Diffusée en France sur M6 en troisième partie voire quatrième partie de soirée, Californication ne mérite pas tant que ça son image de série trash. Elle ose oui mais toujours avec humour et second degré.
On a beaucoup parlé de la série pour deux raisons : le sexe et Duchovny.
Oui, le sexe est présent mais beaucoup moins maintenant, il est même, à l’instar de Journal Intime d’une Call-Girl, propice à des scènes plutôt comiques. Oui, Duchovny arrive à faire oublier son rôle dans X-Files et domine la série de son charisme.

Mais en fait, Californication est surtout l’histoire d’un homme perdu qui a bien du mal à chasser ses démons.

Les deux premières saisons sont à voir absolument, les personnages et l’ambiance sont assez subtils par-delà les apparences. La saison 1 achève les critiques avec un épisode sur le père de Hank d’une rare justesse quand un épisode de la saison 2 raconte la « jeunesse » du couple Hank/ Karen. La série mûrit d’épisodes en épisodes et s’éloigne de la simple série trash et gratuite.

Il est évident que la série n’allait pas révolutionner le genre et c’est d’ailleurs ce qu’on peut lui reprocher : un manque d’audace. Etrange quand on parle d’une série un peu trash mais en fait Californication ne parvient pas vraiment à passionner et raconter des histoires très prenantes. La série ne raconte rien sauf  l’errance de personnages mais on ne s’ennuie jamais ! C’est ça la magie Californication. Chaque épisode part d’un principe simple : une engueulade, un évènement, ou même une discussion va faire réfléchir Hank.

Si les deux premières saisons racontaient, à peu de choses près, une histoire bouclée, celle d’un père et d’un mari à la recherche d’une rédemption, la saison 3 reprend les ingrédients porteurs de la série et injecte une bonne demi-douzaine de seconds rôles qui, cette saison, sont assez ratés. Les femmes que Hank croise ne sont pas très sexys, les amis de passage sont assez pâles à côté du délirant Lou Ashby de la saison précédente.

Cette saison 3 est donc bancale, même dans le fil rouge, l’éternel combat de Hank et Karen pour retrouver une vie paisible, seul(e) ou à deux. C’est d’ailleurs là que la série tend à se répéter même si Karen quitte Los Angeles pour New York et est donc moins présente. Hank peine à exister au delà du spectre de cette histoire tragique. Hank est ruiné par ses excès, mais il ne tombe jamais dans la déchéance, la série raconte une longue rédemption ou une longue descente aux enfers, on ne sait jamais. Le personnage arrive à être attachant malgré le fait qu’il soit une enflure. Les démons du passé ne tardent pas à ressurgir : une raison de plus pour cet éternel noceur de passer de longues nuits d’ivresse et de débauche; l’occasion également pour le spectateur de percevoir plus précisément la psychologie et les motivations de chaque personnage. Un Hank Moody toujours aussi décadent Devenu professeur, Hank Moody est plus intenable que jamais mais on regrette que cet aspect là soit totalement occulté. « Professeur Moody » n’est que rarement à la fac et n’abuse pas vraiment de sa position dominante.
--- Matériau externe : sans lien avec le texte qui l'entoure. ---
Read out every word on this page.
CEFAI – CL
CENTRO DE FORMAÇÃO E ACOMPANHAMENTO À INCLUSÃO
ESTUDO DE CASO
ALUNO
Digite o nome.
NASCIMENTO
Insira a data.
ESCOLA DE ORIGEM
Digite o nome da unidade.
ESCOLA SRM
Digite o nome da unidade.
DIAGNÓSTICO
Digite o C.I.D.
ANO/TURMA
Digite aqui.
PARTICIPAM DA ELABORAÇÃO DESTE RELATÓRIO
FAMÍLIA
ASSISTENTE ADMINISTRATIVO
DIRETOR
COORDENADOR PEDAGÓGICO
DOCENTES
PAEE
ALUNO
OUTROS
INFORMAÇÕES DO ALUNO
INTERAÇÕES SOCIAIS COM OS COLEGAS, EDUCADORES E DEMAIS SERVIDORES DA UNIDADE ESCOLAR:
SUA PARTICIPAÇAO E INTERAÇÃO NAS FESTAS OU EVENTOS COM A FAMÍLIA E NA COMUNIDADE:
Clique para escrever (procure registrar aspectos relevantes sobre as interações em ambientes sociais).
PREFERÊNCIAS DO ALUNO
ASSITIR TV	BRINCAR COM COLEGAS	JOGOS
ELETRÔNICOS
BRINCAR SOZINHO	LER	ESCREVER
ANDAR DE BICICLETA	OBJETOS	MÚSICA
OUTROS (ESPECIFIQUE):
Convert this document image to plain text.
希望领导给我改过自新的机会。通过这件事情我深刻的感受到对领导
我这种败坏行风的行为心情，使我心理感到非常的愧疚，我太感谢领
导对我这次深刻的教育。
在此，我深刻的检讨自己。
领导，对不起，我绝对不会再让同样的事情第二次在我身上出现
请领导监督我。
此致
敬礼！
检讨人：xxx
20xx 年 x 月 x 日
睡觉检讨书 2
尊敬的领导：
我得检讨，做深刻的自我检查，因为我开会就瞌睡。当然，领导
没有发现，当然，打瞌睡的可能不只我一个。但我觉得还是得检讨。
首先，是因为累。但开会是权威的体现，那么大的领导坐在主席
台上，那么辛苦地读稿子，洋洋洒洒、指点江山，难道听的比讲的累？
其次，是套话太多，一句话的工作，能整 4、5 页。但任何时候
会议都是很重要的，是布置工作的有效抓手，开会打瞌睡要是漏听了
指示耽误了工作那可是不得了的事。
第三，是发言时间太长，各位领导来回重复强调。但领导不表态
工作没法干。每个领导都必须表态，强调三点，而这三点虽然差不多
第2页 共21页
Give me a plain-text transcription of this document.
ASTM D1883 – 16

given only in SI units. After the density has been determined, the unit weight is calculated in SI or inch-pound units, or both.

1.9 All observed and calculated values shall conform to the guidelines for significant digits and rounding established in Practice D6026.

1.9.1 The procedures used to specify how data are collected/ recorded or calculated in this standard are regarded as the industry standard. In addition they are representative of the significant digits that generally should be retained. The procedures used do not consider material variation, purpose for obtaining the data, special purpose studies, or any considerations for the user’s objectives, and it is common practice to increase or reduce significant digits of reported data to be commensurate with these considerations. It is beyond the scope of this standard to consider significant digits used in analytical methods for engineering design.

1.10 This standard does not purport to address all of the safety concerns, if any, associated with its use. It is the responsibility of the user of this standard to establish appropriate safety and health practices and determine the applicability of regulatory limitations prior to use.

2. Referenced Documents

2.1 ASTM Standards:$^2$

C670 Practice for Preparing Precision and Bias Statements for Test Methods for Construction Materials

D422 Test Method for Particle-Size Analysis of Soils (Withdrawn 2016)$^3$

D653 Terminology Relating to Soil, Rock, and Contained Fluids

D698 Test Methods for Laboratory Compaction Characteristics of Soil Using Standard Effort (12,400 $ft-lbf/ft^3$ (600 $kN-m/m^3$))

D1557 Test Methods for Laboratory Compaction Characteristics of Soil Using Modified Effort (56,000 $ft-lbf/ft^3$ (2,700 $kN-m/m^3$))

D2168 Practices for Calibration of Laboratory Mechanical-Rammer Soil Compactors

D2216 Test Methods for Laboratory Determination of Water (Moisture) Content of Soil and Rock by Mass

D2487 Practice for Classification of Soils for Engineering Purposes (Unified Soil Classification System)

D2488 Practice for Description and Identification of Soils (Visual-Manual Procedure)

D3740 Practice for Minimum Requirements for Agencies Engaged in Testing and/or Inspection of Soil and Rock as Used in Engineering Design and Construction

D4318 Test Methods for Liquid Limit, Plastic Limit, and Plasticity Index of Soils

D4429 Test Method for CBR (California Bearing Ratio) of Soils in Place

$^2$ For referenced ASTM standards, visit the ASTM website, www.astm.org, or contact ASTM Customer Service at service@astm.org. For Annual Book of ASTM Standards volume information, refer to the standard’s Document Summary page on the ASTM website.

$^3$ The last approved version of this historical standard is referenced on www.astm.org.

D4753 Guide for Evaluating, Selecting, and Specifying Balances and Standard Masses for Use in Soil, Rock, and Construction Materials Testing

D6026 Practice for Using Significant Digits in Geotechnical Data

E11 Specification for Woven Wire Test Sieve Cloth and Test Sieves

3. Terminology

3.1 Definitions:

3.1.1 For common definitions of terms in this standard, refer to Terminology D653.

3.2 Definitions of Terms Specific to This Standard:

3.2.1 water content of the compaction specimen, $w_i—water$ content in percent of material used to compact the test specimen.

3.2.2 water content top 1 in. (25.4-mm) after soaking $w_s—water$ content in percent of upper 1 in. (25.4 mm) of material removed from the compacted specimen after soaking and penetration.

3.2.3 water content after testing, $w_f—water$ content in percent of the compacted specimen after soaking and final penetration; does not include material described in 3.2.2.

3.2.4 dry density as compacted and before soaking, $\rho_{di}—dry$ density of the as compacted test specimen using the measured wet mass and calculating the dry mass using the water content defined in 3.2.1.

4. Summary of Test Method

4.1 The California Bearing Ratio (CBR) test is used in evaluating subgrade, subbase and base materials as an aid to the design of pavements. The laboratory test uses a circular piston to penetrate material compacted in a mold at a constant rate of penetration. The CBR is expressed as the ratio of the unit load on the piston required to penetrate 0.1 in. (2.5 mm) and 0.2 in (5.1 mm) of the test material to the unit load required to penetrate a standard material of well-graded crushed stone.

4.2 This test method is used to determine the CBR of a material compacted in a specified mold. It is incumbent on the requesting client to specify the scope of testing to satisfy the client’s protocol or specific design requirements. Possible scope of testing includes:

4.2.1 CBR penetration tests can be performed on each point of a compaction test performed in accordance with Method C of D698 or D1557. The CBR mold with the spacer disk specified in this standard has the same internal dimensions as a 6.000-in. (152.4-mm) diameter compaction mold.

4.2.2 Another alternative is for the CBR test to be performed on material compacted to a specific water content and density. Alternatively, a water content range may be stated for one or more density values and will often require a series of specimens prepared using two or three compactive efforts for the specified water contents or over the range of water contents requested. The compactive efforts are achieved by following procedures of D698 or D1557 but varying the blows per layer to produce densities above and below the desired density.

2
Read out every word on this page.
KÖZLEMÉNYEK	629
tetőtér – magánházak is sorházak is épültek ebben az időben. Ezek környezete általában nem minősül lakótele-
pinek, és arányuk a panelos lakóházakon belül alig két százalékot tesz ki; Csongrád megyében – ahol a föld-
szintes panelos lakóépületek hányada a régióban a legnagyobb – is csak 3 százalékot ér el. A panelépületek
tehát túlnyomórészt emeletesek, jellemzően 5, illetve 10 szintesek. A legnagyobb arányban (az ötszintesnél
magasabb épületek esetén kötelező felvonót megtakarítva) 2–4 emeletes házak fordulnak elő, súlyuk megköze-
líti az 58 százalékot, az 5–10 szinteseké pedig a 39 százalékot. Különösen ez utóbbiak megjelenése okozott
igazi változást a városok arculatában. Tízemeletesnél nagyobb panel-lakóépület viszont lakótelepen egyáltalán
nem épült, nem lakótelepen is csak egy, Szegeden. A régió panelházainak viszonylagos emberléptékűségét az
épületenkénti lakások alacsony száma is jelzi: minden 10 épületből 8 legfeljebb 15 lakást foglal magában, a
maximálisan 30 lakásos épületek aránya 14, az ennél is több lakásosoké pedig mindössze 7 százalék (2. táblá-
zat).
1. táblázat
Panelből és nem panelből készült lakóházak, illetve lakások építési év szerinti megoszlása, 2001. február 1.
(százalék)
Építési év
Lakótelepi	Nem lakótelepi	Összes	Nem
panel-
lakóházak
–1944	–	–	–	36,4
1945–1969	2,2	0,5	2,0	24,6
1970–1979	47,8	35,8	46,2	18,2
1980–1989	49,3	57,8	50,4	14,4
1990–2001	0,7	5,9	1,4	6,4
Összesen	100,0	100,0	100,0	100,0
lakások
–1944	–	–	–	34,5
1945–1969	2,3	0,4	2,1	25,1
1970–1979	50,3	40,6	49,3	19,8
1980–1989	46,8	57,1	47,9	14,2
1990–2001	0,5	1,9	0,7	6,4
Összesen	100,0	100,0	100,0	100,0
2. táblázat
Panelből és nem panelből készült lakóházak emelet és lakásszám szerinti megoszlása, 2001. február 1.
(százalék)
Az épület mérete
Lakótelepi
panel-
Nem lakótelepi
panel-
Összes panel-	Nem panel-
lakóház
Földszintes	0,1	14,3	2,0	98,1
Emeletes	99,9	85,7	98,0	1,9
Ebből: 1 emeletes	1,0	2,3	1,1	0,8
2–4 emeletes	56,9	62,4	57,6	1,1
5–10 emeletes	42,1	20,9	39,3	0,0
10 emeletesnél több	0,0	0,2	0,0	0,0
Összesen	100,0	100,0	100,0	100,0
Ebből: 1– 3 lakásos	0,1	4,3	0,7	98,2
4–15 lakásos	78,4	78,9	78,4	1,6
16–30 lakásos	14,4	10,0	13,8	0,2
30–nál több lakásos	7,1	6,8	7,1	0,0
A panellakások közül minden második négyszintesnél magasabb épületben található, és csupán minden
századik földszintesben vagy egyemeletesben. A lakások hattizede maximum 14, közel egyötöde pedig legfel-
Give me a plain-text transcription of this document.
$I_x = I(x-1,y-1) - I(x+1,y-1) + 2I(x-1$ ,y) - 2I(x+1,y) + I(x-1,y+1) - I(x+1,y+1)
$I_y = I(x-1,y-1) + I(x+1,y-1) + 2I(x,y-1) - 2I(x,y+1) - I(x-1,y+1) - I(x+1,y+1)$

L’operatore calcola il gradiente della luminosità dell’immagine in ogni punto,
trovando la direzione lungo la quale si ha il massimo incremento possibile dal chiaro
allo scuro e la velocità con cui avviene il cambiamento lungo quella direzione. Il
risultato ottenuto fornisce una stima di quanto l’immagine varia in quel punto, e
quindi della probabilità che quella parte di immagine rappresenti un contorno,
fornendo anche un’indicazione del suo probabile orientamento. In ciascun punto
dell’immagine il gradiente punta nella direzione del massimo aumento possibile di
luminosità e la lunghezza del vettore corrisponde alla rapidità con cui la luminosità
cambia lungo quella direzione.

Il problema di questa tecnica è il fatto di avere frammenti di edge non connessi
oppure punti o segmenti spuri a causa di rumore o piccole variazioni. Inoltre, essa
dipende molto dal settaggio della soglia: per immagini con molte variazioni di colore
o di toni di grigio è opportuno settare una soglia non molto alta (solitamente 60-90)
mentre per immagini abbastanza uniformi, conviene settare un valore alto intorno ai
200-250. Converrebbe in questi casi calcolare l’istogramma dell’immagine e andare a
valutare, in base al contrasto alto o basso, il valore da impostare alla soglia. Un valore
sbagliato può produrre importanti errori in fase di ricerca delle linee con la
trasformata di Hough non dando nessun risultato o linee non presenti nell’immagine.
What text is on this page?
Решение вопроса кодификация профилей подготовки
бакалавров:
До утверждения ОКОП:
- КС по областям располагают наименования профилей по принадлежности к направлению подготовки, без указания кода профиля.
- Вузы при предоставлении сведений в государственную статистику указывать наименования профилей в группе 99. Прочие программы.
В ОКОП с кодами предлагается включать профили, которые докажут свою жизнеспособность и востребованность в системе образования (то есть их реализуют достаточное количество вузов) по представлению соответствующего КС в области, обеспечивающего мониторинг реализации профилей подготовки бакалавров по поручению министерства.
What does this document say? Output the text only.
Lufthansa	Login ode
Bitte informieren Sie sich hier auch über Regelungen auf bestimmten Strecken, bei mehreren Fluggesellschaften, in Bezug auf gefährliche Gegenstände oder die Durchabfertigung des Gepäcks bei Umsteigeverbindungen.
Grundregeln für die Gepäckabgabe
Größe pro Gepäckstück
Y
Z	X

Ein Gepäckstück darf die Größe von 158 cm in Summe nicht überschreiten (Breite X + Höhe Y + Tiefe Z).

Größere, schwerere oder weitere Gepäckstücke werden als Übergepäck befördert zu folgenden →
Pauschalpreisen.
La saison 4 qui s’est achevée il y a quelques mois offre un visage plus amer de la série. Karen sait désormais toute l’histoire avec Mia et les 12 histoires qui suivront seront l’occasion de suivre le procès de Hank et sa tentative de rédemption alors qu’il accumule toujours les faux pas. Cette saison est meilleure que la précédente grâce à Carla Gugino en avocate sexy et à Charly qui multiplie les conneries. Du grand art que cette salve d’épisodes qui forme un tout et qui se termine en apothéose avec une mise en abîme de la série d’une rare beauté. La série peut même s’arrêter là tellement elle a tout donné. D’ailleurs la saison 5 se déroulera quelques années dans le futur, histoire de redonner un peu de fraîcheur à l’histoire d’Hank qui tournait autour de Karen avec un peu trop d’insistance. Il est temps de montrer d’autres facettes du personnage.

Il faut noter l’incroyable reconversion de David Duchovny, totalement à mille lieux de son rôle de Fox Mulder dans la culte X-Files. Il a su donner à son personnage la dimension qu’il fallait, non sans un arrière-goût de pied de nez aux rumeurs d’addition au sexe qui le poursuivent encore.

On oublie vite Mulder et on redécouvre le talent comique de Duchovny qui n’a jamais vraiment pu exprimer ce côté-là malgré des épisodes excellents de X-Files ou même avec Evolution (2001). On sent une frustration de l’acteur et il n’hésite pas à en faire des tonnes quand il peut être en roue libre. Dommage qu’on le découvre si tard dans ce type de rôle.

Californication est une série agréable, fluide et suffisamment bien écrite pour ne pas la détester foncièrement.